Many of the most accomplished novelists in the English language began their writing career as poets. From the past: Charlotte Brontë, James Joyce, Willa Cather, Graham Greene, Stephen Crane. More recently: Ursula Le Guin, Margaret Atwood, Louise Erdrich, Alice Walker. Each of these writers' first books were poetry collections, though they are almost exclusively known today for their fiction.
As a poet who is now writing a novel, I'm eager to find good role models. I'm also curious about what this relationship between poetry and fiction means about great writing and great writers. Is there something about poetry that sets a strong foundation for fiction? Is poetry the province of the young, a "self-indulgent" activity, as Brontë put it? Or is poetry the more difficult genre, as Faulkner famously admitted when he said he was a "failed poet"?

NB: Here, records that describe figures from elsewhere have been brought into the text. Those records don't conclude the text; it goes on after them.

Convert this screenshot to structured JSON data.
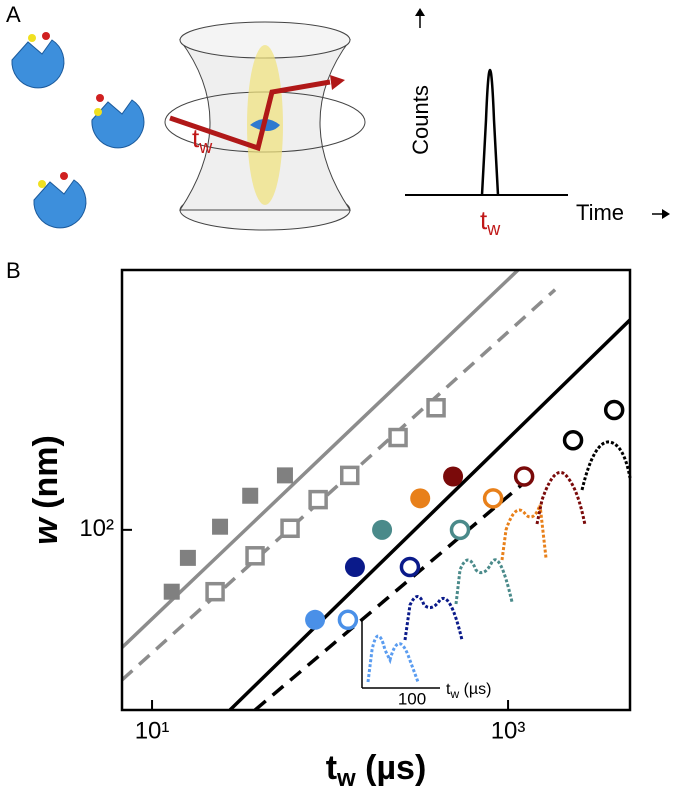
{
  "panel_a": {
    "label": "A",
    "counts": "Counts",
    "time": "Time",
    "trap_tw": {
      "main": "t",
      "sub": "w"
    },
    "plot_tw": {
      "main": "t",
      "sub": "w"
    }
  },
  "chart_data": {
    "type": "scatter",
    "panel_label": "B",
    "x_label": {
      "main": "t",
      "sub": "w",
      "rest": " (µs)"
    },
    "y_label": {
      "main": "w",
      "rest": " (nm)"
    },
    "log_x": true,
    "log_y": true,
    "xlim": [
      6.78,
      4842
    ],
    "ylim": [
      32.1,
      515
    ],
    "xticks": [
      {
        "value": 10,
        "label": "10¹"
      },
      {
        "value": 1000,
        "label": "10³"
      }
    ],
    "yticks": [
      {
        "value": 100,
        "label": "10²"
      }
    ],
    "lines": [
      {
        "color": "#8c8c8c",
        "dash": false,
        "x": [
          6.78,
          1138
        ],
        "y": [
          47.6,
          515
        ]
      },
      {
        "color": "#8c8c8c",
        "dash": true,
        "x": [
          6.78,
          1837
        ],
        "y": [
          38.8,
          455
        ]
      },
      {
        "color": "#000000",
        "dash": false,
        "x": [
          27.4,
          4842
        ],
        "y": [
          32.1,
          376
        ]
      },
      {
        "color": "#000000",
        "dash": true,
        "x": [
          37.9,
          1330
        ],
        "y": [
          32.1,
          139
        ]
      }
    ],
    "series": [
      {
        "marker": "square",
        "filled": true,
        "colors": [
          "#808080",
          "#808080",
          "#808080",
          "#808080",
          "#808080"
        ],
        "x": [
          12.9,
          15.9,
          24.1,
          35.6,
          55.8
        ],
        "y": [
          67.7,
          83.8,
          102,
          124,
          141
        ]
      },
      {
        "marker": "square",
        "filled": false,
        "colors": [
          "#8c8c8c",
          "#8c8c8c",
          "#8c8c8c",
          "#8c8c8c",
          "#8c8c8c",
          "#8c8c8c",
          "#8c8c8c"
        ],
        "x": [
          22.6,
          37.9,
          59.6,
          85.7,
          129,
          241,
          394
        ],
        "y": [
          67.7,
          84.9,
          101,
          121,
          141,
          179,
          216
        ]
      },
      {
        "marker": "circle",
        "filled": true,
        "colors": [
          "#4a90e8",
          "#0a1a8a",
          "#4a8a8a",
          "#e8801a",
          "#7a0a0a"
        ],
        "x": [
          82.4,
          138,
          196,
          321,
          491
        ],
        "y": [
          56.7,
          79.1,
          100,
          122,
          140
        ]
      },
      {
        "marker": "circle",
        "filled": false,
        "colors": [
          "#4a90e8",
          "#0a1a8a",
          "#4a8a8a",
          "#e8801a",
          "#7a0a0a",
          "#000000",
          "#000000"
        ],
        "x": [
          126,
          281,
          537,
          824,
          1231,
          2318,
          3946
        ],
        "y": [
          56.7,
          79.1,
          100,
          122,
          140,
          176,
          213
        ]
      }
    ],
    "inset": {
      "tick_label": "100",
      "x_label": {
        "main": "t",
        "sub": "w",
        "rest": " (µs)"
      }
    }
  }
}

Poetry is my first love, and what I studied for my MFA. I find that reading and writing poetry helps me focus and generate creativity when I sit down to work on my novel about the antiquarian book world.

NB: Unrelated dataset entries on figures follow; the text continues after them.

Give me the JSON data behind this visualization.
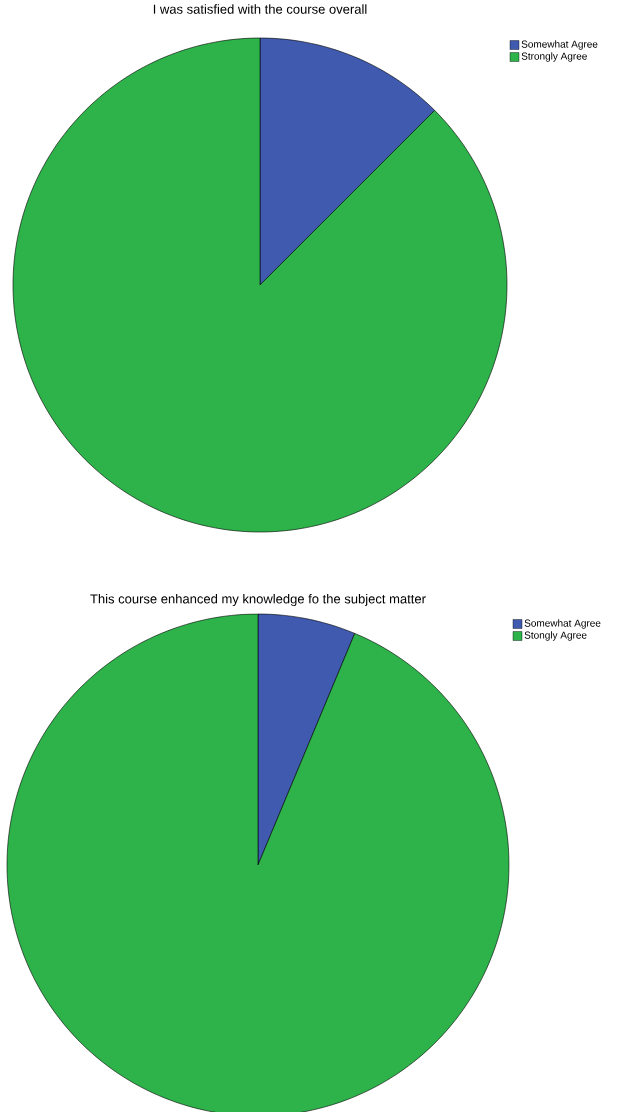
{
  "chart_data": [
    {
      "type": "pie",
      "title": "I was satisfied with the course overall",
      "categories": [
        "Somewhat Agree",
        "Strongly Agree"
      ],
      "values": [
        12.5,
        87.5
      ],
      "colors": [
        "#3f5aae",
        "#2db34a"
      ],
      "legend": "top right"
    },
    {
      "type": "pie",
      "title": "This course enhanced my knowledge fo the subject matter",
      "categories": [
        "Somewhat Agree",
        "Stongly Agree"
      ],
      "values": [
        6.3,
        93.7
      ],
      "colors": [
        "#3f5aae",
        "#2db34a"
      ],
      "legend": "top right"
    }
  ]
}
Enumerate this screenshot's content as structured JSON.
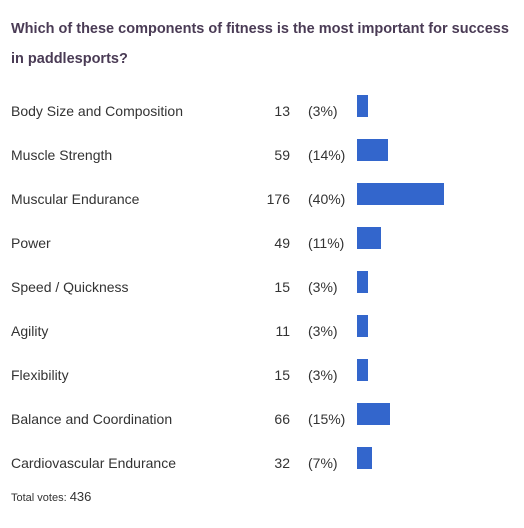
{
  "poll": {
    "question": "Which of these components of fitness is the most important for success in paddlesports?",
    "bar_color": "#3366cc",
    "options": [
      {
        "label": "Body Size and Composition",
        "count": "13",
        "pct": "(3%)",
        "share": 0.03
      },
      {
        "label": "Muscle Strength",
        "count": "59",
        "pct": "(14%)",
        "share": 0.14
      },
      {
        "label": "Muscular Endurance",
        "count": "176",
        "pct": "(40%)",
        "share": 0.4
      },
      {
        "label": "Power",
        "count": "49",
        "pct": "(11%)",
        "share": 0.11
      },
      {
        "label": "Speed / Quickness",
        "count": "15",
        "pct": "(3%)",
        "share": 0.03
      },
      {
        "label": "Agility",
        "count": "11",
        "pct": "(3%)",
        "share": 0.03
      },
      {
        "label": "Flexibility",
        "count": "15",
        "pct": "(3%)",
        "share": 0.03
      },
      {
        "label": "Balance and Coordination",
        "count": "66",
        "pct": "(15%)",
        "share": 0.15
      },
      {
        "label": "Cardiovascular Endurance",
        "count": "32",
        "pct": "(7%)",
        "share": 0.07
      }
    ],
    "total_label": "Total votes:",
    "total_value": "436"
  }
}
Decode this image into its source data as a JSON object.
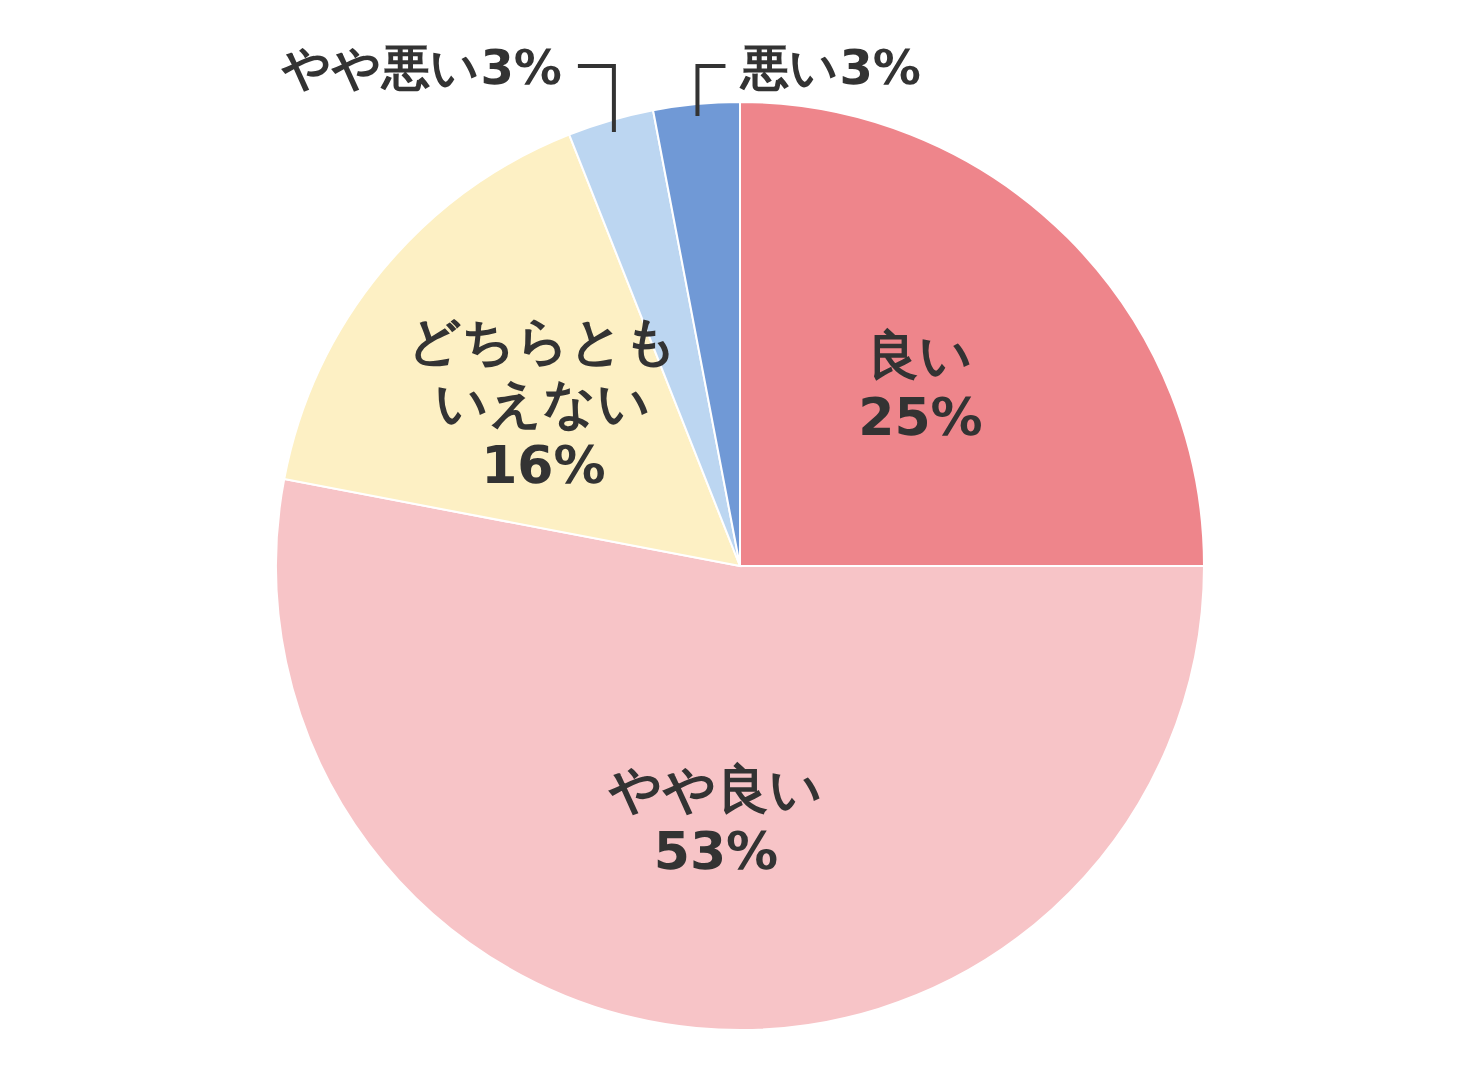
{
  "chart_data": {
    "type": "pie",
    "categories": [
      "良い",
      "やや良い",
      "どちらともいえない",
      "やや悪い",
      "悪い"
    ],
    "values": [
      25,
      53,
      16,
      3,
      3
    ],
    "value_labels": [
      "25%",
      "53%",
      "16%",
      "3%",
      "3%"
    ],
    "colors": [
      "#ee858b",
      "#f7c4c7",
      "#fdf0c4",
      "#bcd6f1",
      "#7099d6"
    ]
  }
}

I write as a means toward discovery. I collect as a means toward discovery, too.
Ernest Hemingway “Wanderings: ‘Mitrailliatrice’, ‘Oily Weather’, ‘Roosevelt’, ‘Riparto d'Assalto’, ‘Champs d'Honneur’, ‘Chapter Heading'” from Poetry: A Magazine of Verse. Chicago, January 1923.

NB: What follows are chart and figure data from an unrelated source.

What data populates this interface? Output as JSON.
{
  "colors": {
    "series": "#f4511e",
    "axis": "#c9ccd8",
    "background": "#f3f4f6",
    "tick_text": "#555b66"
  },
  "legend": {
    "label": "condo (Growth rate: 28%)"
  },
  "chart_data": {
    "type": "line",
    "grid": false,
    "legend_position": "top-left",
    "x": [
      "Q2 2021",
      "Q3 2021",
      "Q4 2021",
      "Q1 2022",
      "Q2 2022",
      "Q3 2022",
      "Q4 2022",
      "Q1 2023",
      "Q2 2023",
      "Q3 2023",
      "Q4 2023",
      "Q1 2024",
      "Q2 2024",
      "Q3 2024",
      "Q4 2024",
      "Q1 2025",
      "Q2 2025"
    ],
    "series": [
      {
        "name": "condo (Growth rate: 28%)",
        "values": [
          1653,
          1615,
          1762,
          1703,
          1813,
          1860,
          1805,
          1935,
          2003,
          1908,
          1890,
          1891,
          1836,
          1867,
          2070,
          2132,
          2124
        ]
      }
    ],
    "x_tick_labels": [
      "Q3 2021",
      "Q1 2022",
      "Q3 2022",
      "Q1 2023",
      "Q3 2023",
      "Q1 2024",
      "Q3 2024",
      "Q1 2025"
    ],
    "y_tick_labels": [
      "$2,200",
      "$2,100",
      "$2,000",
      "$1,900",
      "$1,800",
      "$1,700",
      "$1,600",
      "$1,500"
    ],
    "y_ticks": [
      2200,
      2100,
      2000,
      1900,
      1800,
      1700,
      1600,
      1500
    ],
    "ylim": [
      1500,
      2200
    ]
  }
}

Hemingway's six poems published here under the heading 'Wanderings' were all included in his first book, Three Stories and Ten Poems, published eight months later. At the time Poetry published these, Hemingway and his first wife, Hadley Richardson, had been living in Paris for two years and were about to find out they were pregnant with their first child. This first edition is the earliest publication of the future Nobel Prize winner's poems.
*"Mitrailliatrice" is Italian for "machine gun."
Dorothy Sayers, "Lay" Aldous Huxley, "Home-sickness...From the Town" J.R. R. Tolkien, "Goblin Feet"
From Oxford Poetry. Oxford, 1915.
What's most remarkable about this journal is the proximity of three future critically acclaimed novelists, all of whom were Oxford students at the time. Sayers published her first book, a collection of poems titled Op. I, the following year, as did Huxley with The Burning Wheel. Tolkien's poem, "Goblin Feet," has echoes of the fantasy world readers would come to love twenty-three years later in his first book, The Hobbit.